The Minimap2 tool in Chipster is intended only for single-end type mapping tasks where all the reads are in one input file.
The reads can be in FASTQ or FASTA format.
The reference sequence set can be defined in two ways. 1) If only one input file is defined, then the reference genome is given with
the Genome parameter that lists the genomes available in Chipster.
2) Alternatively, you can give the genome as a second input file in fasta format. If the reference sequence file is provided by the user, then the value of the Genome parameter is ignored.
User must always select a task type from the task menu.

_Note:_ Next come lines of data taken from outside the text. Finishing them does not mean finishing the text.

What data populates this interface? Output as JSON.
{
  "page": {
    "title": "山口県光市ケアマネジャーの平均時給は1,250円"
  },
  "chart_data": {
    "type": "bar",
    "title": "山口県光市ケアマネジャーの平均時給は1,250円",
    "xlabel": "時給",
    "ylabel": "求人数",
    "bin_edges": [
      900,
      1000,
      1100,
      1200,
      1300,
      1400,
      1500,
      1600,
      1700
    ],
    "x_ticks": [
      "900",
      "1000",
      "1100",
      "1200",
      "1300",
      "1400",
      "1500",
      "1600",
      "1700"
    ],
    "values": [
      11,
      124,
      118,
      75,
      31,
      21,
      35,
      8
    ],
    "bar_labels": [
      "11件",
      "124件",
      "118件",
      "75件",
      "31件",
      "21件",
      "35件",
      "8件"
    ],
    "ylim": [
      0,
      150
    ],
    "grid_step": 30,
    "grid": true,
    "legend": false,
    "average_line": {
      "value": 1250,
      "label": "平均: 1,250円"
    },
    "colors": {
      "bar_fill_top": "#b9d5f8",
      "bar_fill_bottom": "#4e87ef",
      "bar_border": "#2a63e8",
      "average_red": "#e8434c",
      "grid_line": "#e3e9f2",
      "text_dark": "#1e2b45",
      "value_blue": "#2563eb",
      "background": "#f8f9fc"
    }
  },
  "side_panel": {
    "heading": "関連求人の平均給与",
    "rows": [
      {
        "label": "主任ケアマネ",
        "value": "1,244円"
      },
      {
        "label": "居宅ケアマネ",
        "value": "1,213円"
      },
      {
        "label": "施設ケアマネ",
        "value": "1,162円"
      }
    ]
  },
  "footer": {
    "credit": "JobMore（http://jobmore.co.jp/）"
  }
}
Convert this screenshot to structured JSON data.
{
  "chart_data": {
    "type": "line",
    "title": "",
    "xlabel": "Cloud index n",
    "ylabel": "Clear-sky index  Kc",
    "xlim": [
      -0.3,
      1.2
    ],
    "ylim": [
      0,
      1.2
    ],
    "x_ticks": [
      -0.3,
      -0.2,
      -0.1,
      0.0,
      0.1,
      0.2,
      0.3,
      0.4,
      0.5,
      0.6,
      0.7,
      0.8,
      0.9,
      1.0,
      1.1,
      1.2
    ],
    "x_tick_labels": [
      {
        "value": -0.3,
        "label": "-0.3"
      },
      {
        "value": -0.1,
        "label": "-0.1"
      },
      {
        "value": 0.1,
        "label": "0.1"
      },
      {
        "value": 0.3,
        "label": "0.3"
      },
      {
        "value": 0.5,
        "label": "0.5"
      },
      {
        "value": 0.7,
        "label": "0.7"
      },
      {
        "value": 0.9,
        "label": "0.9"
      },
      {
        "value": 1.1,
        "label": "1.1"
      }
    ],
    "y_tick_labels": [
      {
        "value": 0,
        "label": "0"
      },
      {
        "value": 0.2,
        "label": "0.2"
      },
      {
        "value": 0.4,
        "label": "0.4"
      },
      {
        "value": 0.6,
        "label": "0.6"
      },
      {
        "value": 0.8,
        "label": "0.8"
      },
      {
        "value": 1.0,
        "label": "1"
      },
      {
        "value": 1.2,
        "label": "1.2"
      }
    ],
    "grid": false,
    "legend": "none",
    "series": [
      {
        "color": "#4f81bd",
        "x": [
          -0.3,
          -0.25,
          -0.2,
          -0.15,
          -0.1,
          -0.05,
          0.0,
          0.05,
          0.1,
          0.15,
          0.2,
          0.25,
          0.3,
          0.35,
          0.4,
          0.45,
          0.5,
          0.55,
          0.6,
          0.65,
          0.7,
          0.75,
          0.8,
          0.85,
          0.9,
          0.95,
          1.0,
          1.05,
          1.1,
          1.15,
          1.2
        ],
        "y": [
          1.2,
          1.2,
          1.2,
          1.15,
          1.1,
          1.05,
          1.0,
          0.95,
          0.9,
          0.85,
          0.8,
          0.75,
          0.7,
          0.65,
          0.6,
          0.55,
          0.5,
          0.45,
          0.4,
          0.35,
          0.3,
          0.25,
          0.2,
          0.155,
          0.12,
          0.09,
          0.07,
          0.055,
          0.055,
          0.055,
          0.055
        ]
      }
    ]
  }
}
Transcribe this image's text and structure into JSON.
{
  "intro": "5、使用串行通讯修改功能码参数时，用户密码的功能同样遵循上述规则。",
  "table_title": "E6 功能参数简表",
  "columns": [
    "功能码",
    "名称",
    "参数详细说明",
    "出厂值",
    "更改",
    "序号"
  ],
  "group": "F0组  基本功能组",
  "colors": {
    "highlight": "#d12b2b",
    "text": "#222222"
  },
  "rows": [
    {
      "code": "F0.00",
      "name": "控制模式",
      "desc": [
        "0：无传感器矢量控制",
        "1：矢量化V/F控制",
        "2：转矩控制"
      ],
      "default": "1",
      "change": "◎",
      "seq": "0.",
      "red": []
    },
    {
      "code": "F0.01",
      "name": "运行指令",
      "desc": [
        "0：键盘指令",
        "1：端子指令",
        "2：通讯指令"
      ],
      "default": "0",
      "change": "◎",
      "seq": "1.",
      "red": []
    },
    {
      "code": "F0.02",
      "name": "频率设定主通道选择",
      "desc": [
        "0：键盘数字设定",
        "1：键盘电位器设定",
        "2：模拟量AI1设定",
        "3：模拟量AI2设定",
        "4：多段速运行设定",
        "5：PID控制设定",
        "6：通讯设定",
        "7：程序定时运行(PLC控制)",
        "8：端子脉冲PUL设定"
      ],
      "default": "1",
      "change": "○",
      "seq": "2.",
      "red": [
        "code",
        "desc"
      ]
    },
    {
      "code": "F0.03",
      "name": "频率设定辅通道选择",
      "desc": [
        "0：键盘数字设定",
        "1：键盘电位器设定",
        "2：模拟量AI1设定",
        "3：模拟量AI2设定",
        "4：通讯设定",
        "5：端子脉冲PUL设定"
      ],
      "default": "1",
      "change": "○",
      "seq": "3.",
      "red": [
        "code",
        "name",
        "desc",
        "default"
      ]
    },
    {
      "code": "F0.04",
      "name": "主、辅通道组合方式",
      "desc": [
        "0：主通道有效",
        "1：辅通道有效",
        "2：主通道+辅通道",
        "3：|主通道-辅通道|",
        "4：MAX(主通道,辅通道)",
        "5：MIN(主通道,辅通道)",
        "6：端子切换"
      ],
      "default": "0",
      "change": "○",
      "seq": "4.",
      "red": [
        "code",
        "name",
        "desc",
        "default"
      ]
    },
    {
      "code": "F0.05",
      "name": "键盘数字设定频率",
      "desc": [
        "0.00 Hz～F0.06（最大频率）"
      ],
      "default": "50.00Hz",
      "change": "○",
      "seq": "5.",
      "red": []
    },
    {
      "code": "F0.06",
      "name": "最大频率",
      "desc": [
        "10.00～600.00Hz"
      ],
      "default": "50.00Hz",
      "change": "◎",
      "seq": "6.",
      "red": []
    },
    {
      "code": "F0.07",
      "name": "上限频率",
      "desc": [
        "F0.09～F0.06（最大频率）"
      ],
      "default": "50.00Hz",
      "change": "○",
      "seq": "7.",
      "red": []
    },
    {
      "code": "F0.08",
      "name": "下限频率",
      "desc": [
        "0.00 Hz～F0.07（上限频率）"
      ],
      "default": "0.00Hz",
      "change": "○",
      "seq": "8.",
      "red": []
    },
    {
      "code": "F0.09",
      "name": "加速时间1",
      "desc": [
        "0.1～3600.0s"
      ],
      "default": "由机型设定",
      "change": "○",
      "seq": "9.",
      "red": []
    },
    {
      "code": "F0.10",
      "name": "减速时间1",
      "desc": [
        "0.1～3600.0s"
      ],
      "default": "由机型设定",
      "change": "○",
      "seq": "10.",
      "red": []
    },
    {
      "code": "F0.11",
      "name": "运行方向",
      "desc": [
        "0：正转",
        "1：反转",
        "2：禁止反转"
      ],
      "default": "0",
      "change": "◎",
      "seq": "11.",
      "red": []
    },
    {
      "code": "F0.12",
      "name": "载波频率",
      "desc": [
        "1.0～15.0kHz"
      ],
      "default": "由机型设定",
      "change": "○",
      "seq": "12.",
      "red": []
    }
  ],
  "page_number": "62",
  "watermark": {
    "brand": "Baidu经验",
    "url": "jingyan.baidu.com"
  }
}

Assigning a task type takes in use a predefined set of minimap2 parameters that
are optimal for a specific analysis task. The predefined task types include:
Task | Mimimap2 parameters used |
|
Map PacBio subreads to a genome | -ax map-pb |
Map Oxford nanopore reads to a genome | -ax map-ont |
Map PacBio Iso-seq or traditional cDNA to reference | -ax splice -uf |
Map Nanopore 2D cDNA-seq data to reference | -ax splice |
Map Nanopore Direct RNA-seq to reference | -ax splice -uf -k14 |
Mapping against SIRV control reference | -ax splice --splice-flank=no |
Aligning assembly to reference genome | -ax asm5 |
As there is no obvious default analysis for Minimap2, the task type does not have
any default value. Instead this value must be defined by the user for each Minimap2 task.
Output
- alignment.bam: alignments sorted by chromosomal coordinates.
- alignment.bam.bai: index file for the alignments
- minimap2.log: Information about the minimap2 run.
References
This tool uses the Minimap2 aligner. Please cite the article:
Heng Li: Minimap2: pairwise alignment for nucleotide sequences
Please see the Minimap2 manual for more details.